A shorter transaction timeline may also be beneficial, whether in transactions involving reporting companies or non-reporting companies, by potentially reducing the risk that the valuation of the equity securities may change during the offering period.  In addition, private companies conducting liquidity programs – like an option award buyback – can effectuate tender offers in half the time.

Limitations of the Exemptive Order

As a practical matter, the SEC relief is effectively limited to company self-tenders for cash.  Because all of the conditions set out in the Exemptive Order must be met in order for the relief to be used, a wide range of equity tender offer transactions must continue to be conducted with 20-business day offering periods. These include:

  • Cross-border tender offers (see “Excluded transactions” above);
  • Going-private transactions under Exchange Act Rule 13e-3 (see “Excluded transactions” above);
  • Hostile takeovers (see “Structure for third‑party offers (Regulation 14D offers)” above);
  • Exchange offers and other transactions that utilize non-cash consideration (see “Form of consideration” above); and
  • Modified Dutch auction self-tenders (see “Form of consideration” above).

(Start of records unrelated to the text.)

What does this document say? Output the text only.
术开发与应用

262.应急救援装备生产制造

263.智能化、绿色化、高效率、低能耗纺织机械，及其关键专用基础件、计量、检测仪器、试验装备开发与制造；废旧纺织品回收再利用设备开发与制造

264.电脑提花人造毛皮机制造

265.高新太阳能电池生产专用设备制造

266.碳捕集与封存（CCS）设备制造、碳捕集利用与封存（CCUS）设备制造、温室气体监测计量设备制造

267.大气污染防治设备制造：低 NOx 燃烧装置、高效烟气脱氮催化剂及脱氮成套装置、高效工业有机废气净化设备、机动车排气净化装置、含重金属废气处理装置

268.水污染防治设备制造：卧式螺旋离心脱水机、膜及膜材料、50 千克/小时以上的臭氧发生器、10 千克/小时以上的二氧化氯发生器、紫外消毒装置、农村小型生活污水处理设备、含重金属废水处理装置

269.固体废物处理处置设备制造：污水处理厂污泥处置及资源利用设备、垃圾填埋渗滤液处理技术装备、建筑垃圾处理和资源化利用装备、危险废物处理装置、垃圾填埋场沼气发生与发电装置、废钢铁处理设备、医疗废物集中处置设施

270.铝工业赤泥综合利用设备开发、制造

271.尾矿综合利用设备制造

In particular, because consideration must be all-cash in order for the relief to be used, having financing arrangements in place prior to the commencement of the tender offer to be able to fund the deal is critical if the transaction is to successfully close on an accelerated timeline.

In addition, where a transaction requires regulatory (such as antitrust) clearance, the deal timeline will continue to be impacted by the relevant regulatory review periods and timing constraints, regardless of the Exemptive Order.

Nevertheless, acquirors, targets and issuers thinking about tender offers will need to carefully consider and analyze the impact of the Exemptive Order in structuring and executing such transactions.